И всегда, возникая на губах, эти изящные погребальные жалобы вызывали картину предместья: скупой молчаливый уголок, где бесшумно, вдалеке, вереницы людей, измочаленных жизнью, согбенных, терялись в сумерках; тогда как по горло сытый огорчениями, переполненный отвращением, он чувствовал себя в этой безотрадной среде совершенно одиноким, потопленным несказанной меланхолией, упорной скорбью, загадочная интенсивность которой исключала всякое утешение, всякую жалость, всякое успокоение. Подобно звону по усопшему, эта отчаянная песня донимала его теперь, когда он лежал, пораженный лихорадкой, мучимый тоской, тем более безутешной, что не знал причины. Кончилось тем, что он предался воле течения, опрокинутый потоком тоски, который пролила эта музыка — на минуту ее задержало пение псалмов; медленно и тихо оно поднималось в голове; изболевшиеся виски были, казалось, поражены биением колоколов.

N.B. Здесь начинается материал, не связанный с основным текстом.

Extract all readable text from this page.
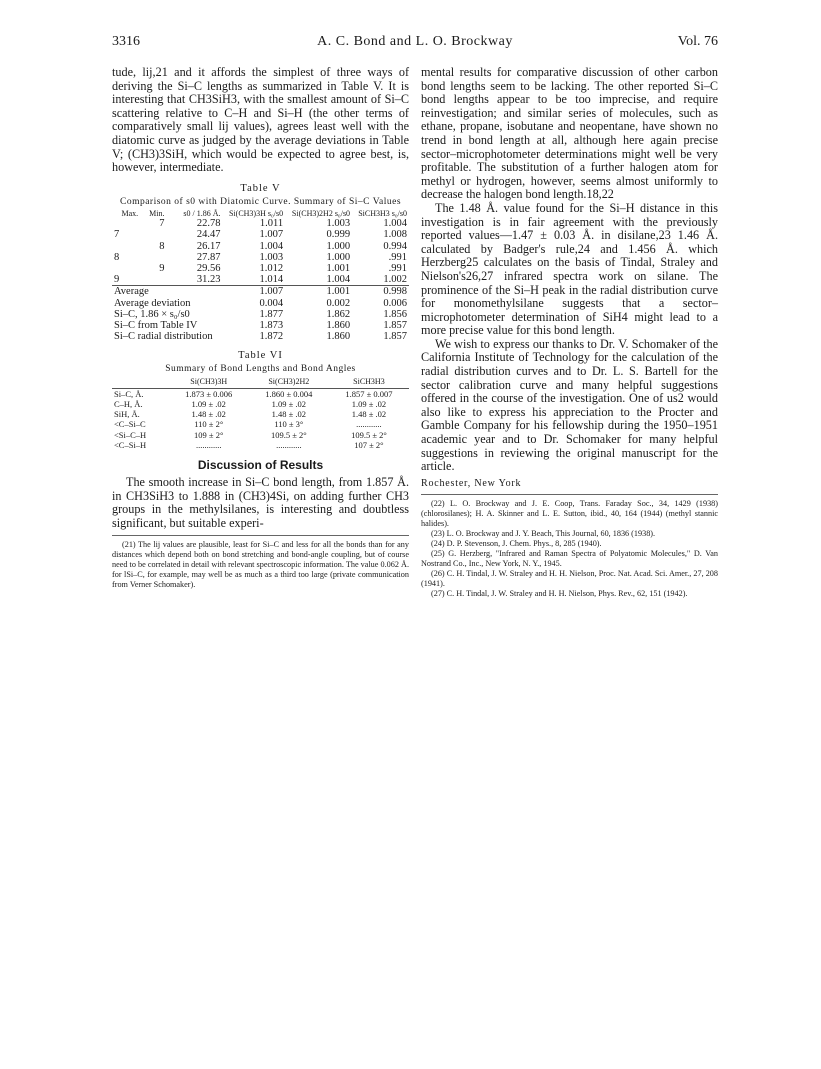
3316	A. C. Bond and L. O. Brockway	Vol. 76

tude, lij,21 and it affords the simplest of three ways of deriving the Si–C lengths as summarized in Table V. It is interesting that CH3SiH3, with the smallest amount of Si–C scattering relative to C–H and Si–H (the other terms of comparatively small lij values), agrees least well with the diatomic curve as judged by the average deviations in Table V; (CH3)3SiH, which would be expected to agree best, is, however, intermediate.

Table V
Comparison of s0 with Diatomic Curve. Summary of Si–C Values
Max.	Min.	s0 / 1.86 Å.	Si(CH3)3H s₀/s0	Si(CH3)2H2 s₀/s0	SiCH3H3 s₀/s0
	7	22.78	1.011	1.003	1.004
7		24.47	1.007	0.999	1.008
	8	26.17	1.004	1.000	0.994
8		27.87	1.003	1.000	.991
	9	29.56	1.012	1.001	.991
9		31.23	1.014	1.004	1.002
Average			1.007	1.001	0.998
Average deviation			0.004	0.002	0.006
Si–C, 1.86 × s₀/s0			1.877	1.862	1.856
Si–C from Table IV			1.873	1.860	1.857
Si–C radial distribution			1.872	1.860	1.857
Table VI
Summary of Bond Lengths and Bond Angles
	Si(CH3)3H	Si(CH3)2H2	SiCH3H3
Si–C, Å.	1.873 ± 0.006	1.860 ± 0.004	1.857 ± 0.007
C–H, Å.	1.09 ± .02	1.09 ± .02	1.09 ± .02
SiH, Å.	1.48 ± .02	1.48 ± .02	1.48 ± .02
<C–Si–C	110 ± 2°	110 ± 3°	............
<Si–C–H	109 ± 2°	109.5 ± 2°	109.5 ± 2°
<C–Si–H	............	............	107 ± 2°
Discussion of Results

The smooth increase in Si–C bond length, from 1.857 Å. in CH3SiH3 to 1.888 in (CH3)4Si, on adding further CH3 groups in the methylsilanes, is interesting and doubtless significant, but suitable experi-

(21) The lij values are plausible, least for Si–C and less for all the bonds than for any distances which depend both on bond stretching and bond-angle coupling, but of course need to be correlated in detail with relevant spectroscopic information. The value 0.062 Å. for lSi–C, for example, may well be as much as a third too large (private communication from Verner Schomaker).

mental results for comparative discussion of other carbon bond lengths seem to be lacking. The other reported Si–C bond lengths appear to be too imprecise, and require reinvestigation; and similar series of molecules, such as ethane, propane, isobutane and neopentane, have shown no trend in bond length at all, although here again precise sector–microphotometer determinations might well be very profitable. The substitution of a further halogen atom for methyl or hydrogen, however, seems almost uniformly to decrease the halogen bond length.18,22

The 1.48 Å. value found for the Si–H distance in this investigation is in fair agreement with the previously reported values—1.47 ± 0.03 Å. in disilane,23 1.46 Å. calculated by Badger's rule,24 and 1.456 Å. which Herzberg25 calculates on the basis of Tindal, Straley and Nielson's26,27 infrared spectra work on silane. The prominence of the Si–H peak in the radial distribution curve for monomethylsilane suggests that a sector–microphotometer determination of SiH4 might lead to a more precise value for this bond length.

We wish to express our thanks to Dr. V. Schomaker of the California Institute of Technology for the calculation of the radial distribution curves and to Dr. L. S. Bartell for the sector calibration curve and many helpful suggestions offered in the course of the investigation. One of us2 would also like to express his appreciation to the Procter and Gamble Company for his fellowship during the 1950–1951 academic year and to Dr. Schomaker for many helpful suggestions in reviewing the original manuscript for the article.

Rochester, New York

(22) L. O. Brockway and J. E. Coop, Trans. Faraday Soc., 34, 1429 (1938) (chlorosilanes); H. A. Skinner and L. E. Sutton, ibid., 40, 164 (1944) (methyl stannic halides).

(23) L. O. Brockway and J. Y. Beach, This Journal, 60, 1836 (1938).

(24) D. P. Stevenson, J. Chem. Phys., 8, 285 (1940).

(25) G. Herzberg, "Infrared and Raman Spectra of Polyatomic Molecules," D. Van Nostrand Co., Inc., New York, N. Y., 1945.

(26) C. H. Tindal, J. W. Straley and H. H. Nielson, Proc. Nat. Acad. Sci. Amer., 27, 208 (1941).

(27) C. H. Tindal, J. W. Straley and H. H. Nielson, Phys. Rev., 62, 151 (1942).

Утром, однако, шумы прекратились; почувствовав улучшение, попросил принести зеркало; оно тотчас выскользнуло из рук; дез Эссэнт едва узнал себя: лицо — землистого цвета, губы вспухшие и сухие, язык изрезанный, кожа морщинистая, волосы и борода, за которой слуга не ухаживал с начала болезни, делали еще более ужасным исхудавшее лицо; увеличенные и слезящиеся зрачки лихорадочно пылали на этой физиономии скелета со вздыбленными волосами. Изменившееся лицо ужаснуло сильнее слабости, сильнее позывов к рвоте, делавших тщетно всякую попытку поесть, сильнее маразма, в который он был погружен. Он счел себя погибшим, как человек, загнанный в ловушку; нашел в себе силы написать своему парижскому врачу и велел слуге немедленно выехать на поиски, привезти его во что бы то ни стало, в тот же день.
Полнейшая растерянность внезапно сменилась самой радужной надеждой; этот врач был знаменитостью, специализировался на нервных заболеваниях: "Должно быть, он вытаскивал из более безнадежных и опасных ситуаций, — думал дез Эссэнт, — наверняка я буду на ногах через несколько дней"; затем доверие сменилось полным разочарованием; при всей своей опытности, при всей интуиции врачи ничего не смыслят в неврозах: их причины врачам неведомы. Как и прочие, этот пропишет пресловутую окись цинка и хинин, бромистый калий и валериану; кто знает, цеплялся он за соломинку: может, эти лекарства до сих пор не помогали оттого, что я не принимал их в надлежащих дозах.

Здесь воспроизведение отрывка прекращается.